Anas Alaoui

Personal information
- Date of birth: 20 April 2006 (age 20)
- Place of birth: Mainz, Germany
- Height: 1.87 m (6 ft 2 in)
- Position: Forward

Team information
- Current team: VfR Mannheim
- Number: 24

Youth career
- 0000–2015: FSV Oppenheim
- 2015–2017: Mainz 05
- 2017–2018: FSV Oppenheim
- 2018–2019: SV Gonsenheim
- 2019–2020: SV Wehen Wiesbaden
- 2020–2024: Eintracht Frankfurt

Senior career*
- Years: Team / Apps / (Gls)
- 2024–2025: Eintracht Frankfurt II / 22 / (1)
- 2025–2026: Lecco / 15 / (1)
- 2026–: VfR Mannheim / 0 / (0)

International career^{‡}
- 2021–2022: Germany U16 / 4 / (0)
- 2022–2023: Germany U17 / 2 / (0)
- 2023: Morocco U17 / 7 / (1)

= Anas Alaoui =

Moroccan footballer (born 2006)

Anas Alaoui (أنس العلوي; born 20 April 2006) is a professional footballer who plays as a forward for Regionalliga Südwest club VfR Mannheim.

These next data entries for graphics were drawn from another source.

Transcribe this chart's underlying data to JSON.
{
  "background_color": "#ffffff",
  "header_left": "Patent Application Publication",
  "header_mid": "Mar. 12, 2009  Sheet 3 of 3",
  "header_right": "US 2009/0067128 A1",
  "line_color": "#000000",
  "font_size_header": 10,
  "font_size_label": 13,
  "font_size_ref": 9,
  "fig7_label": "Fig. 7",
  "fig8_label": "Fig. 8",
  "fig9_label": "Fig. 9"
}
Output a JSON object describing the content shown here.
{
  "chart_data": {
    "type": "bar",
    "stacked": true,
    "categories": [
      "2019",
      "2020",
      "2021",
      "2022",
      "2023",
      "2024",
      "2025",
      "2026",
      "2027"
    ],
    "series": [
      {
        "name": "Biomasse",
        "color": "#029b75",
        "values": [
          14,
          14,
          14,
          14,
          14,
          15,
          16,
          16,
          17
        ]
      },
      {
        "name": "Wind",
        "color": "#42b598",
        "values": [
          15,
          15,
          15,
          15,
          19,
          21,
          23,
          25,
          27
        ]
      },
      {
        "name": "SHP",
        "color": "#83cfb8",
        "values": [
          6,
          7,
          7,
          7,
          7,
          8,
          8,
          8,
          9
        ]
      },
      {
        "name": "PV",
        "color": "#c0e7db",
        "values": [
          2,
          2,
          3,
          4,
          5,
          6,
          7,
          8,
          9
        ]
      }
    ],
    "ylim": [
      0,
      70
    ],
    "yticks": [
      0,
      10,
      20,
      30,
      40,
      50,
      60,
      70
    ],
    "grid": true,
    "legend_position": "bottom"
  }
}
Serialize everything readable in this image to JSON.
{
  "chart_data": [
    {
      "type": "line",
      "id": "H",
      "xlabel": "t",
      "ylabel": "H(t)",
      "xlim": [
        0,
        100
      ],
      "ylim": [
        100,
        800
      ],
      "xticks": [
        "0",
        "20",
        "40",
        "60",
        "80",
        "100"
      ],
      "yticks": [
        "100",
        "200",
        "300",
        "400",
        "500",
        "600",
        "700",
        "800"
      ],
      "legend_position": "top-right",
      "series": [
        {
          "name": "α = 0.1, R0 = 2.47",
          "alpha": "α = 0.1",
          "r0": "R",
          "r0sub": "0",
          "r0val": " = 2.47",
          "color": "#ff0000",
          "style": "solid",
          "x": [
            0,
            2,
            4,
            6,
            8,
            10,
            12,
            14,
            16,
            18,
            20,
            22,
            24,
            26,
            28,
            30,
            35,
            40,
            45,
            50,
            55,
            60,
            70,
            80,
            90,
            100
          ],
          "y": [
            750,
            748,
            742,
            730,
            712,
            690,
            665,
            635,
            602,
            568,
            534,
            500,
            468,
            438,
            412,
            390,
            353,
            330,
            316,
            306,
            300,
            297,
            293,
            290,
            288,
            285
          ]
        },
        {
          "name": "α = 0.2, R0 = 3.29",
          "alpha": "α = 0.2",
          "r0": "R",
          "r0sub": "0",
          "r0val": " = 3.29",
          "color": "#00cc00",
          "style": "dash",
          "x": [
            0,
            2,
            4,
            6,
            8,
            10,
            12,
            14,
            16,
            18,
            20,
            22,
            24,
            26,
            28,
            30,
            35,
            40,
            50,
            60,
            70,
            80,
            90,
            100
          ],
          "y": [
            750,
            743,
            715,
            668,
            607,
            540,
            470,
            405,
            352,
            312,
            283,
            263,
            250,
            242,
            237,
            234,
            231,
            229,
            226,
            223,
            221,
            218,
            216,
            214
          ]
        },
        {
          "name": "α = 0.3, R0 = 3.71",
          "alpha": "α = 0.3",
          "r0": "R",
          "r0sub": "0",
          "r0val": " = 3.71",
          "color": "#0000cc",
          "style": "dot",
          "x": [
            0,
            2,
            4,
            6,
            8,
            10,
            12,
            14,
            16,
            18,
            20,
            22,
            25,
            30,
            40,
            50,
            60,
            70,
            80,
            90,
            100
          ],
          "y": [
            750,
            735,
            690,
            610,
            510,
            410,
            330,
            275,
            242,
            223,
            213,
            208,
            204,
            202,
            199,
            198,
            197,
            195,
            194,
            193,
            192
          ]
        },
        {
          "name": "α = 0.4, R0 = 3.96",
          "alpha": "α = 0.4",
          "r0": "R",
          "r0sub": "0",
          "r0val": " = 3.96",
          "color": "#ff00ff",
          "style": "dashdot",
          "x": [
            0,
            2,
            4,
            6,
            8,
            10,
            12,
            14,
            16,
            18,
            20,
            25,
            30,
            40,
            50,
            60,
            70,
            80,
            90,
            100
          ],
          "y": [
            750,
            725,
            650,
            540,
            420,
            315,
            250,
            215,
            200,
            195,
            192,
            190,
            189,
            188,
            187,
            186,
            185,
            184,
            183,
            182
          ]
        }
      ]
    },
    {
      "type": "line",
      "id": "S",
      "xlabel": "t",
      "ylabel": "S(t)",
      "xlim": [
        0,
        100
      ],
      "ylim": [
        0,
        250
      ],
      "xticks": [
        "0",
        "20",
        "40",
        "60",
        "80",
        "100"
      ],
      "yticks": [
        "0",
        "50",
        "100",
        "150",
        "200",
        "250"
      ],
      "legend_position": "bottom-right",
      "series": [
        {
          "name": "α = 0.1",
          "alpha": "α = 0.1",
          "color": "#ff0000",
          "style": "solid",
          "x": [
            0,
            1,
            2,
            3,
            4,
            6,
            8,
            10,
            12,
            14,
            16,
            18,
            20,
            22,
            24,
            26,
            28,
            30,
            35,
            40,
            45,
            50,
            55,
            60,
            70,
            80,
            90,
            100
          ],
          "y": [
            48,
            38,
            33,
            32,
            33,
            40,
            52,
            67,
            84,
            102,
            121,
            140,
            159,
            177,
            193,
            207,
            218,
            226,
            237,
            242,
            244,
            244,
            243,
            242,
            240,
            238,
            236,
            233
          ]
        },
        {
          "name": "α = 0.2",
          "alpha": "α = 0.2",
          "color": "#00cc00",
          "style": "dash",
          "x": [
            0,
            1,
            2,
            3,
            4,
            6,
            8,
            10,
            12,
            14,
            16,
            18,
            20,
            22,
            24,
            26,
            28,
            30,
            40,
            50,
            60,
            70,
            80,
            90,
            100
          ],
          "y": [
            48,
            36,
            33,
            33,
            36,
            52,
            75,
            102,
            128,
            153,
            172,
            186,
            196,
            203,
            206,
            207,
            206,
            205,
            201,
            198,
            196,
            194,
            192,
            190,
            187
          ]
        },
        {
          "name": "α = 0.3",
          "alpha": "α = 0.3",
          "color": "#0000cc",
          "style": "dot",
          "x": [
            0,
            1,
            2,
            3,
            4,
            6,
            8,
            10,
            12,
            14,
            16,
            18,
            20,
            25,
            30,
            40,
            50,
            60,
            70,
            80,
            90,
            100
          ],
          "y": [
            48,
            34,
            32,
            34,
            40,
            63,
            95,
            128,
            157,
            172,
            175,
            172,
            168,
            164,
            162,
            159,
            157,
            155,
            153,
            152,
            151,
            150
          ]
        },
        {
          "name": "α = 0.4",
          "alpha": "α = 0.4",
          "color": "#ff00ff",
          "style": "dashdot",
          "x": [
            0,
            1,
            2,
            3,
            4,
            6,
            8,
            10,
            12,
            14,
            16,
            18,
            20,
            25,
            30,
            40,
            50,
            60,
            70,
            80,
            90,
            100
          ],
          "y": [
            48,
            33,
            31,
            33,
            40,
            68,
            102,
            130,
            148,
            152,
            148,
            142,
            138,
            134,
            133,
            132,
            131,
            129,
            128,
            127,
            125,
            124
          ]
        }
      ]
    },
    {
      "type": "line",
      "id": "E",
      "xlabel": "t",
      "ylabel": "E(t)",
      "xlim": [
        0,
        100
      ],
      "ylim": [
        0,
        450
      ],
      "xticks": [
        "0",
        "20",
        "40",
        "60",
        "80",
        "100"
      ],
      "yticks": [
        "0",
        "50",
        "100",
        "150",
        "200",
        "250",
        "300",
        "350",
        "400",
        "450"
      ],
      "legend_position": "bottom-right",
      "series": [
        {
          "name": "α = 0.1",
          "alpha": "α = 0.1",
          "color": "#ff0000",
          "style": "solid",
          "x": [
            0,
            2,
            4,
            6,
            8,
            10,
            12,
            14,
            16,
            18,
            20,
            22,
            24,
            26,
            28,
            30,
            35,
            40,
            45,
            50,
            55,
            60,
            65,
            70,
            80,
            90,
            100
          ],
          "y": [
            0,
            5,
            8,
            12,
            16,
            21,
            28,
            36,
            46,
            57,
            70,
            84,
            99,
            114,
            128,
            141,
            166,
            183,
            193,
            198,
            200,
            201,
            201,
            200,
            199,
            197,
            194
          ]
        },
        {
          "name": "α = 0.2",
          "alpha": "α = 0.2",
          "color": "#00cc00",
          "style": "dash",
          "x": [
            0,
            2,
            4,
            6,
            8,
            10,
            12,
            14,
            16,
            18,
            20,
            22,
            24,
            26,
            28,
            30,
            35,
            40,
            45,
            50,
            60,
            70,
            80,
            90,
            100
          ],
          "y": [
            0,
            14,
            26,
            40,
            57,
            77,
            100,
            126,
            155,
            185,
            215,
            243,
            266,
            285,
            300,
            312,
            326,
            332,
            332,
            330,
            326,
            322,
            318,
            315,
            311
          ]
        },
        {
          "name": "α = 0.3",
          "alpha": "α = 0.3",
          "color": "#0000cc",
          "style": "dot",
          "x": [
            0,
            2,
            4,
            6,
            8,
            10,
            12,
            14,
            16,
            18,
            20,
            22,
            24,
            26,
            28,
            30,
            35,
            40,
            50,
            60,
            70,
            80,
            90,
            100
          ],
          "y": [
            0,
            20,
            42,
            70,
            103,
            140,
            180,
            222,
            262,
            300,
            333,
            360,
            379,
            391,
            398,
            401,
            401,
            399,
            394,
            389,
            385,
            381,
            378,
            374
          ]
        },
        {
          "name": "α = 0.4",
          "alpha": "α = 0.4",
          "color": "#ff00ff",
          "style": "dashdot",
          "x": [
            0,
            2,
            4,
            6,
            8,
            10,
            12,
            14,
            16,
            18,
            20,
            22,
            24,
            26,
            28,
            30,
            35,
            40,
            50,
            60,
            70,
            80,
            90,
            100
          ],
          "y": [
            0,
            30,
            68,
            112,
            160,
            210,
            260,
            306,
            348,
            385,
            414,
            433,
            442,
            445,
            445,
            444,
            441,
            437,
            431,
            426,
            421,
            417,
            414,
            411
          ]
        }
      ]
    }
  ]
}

Born in Germany, he is a Morocco and Germany youth international.

==Early life==
Alaoui was born on 20 April 2006 in Mainz, Germany. Born to Moroccan parents, he is a native of Mainz, Germany.

==Club career==
As a youth player, Alaoui joined the youth academy of German side FSV Oppenheim. At the age of nine, he joined the youth academy of German side Mainz 05 before returning to the youth academy of German side FSV Oppenheim in 2017.

One year later, he joined the youth academy of German side SV Gonsenheim. In 2019, he joined the youth academy of German side SV Wehen Wiesbaden. Subsequently, he joined the youth academy of Bundesliga side Eintracht Frankfurt in 2020, where he played in the UEFA Youth League and was promoted to the club's reserve team in 2024.

On 2 July 2025, Alaoui signed a two-year contract with Lecco in the Italian third-tier Serie C.

==International career==
Alaoui is a Morocco and Germany youth international. During November 2023, he played for the Morocco national under-17 football team at the 2023 FIFA U-17 World Cup.

==Style of play==
Alaoui plays as a forward and is left-footed. German newspaper Die Welt wrote in 2022 that he is "a true penalty-box ace... 1.87 meters tall. Ice-cold in front of goal. A player like him hadn't been developed in Germany for years".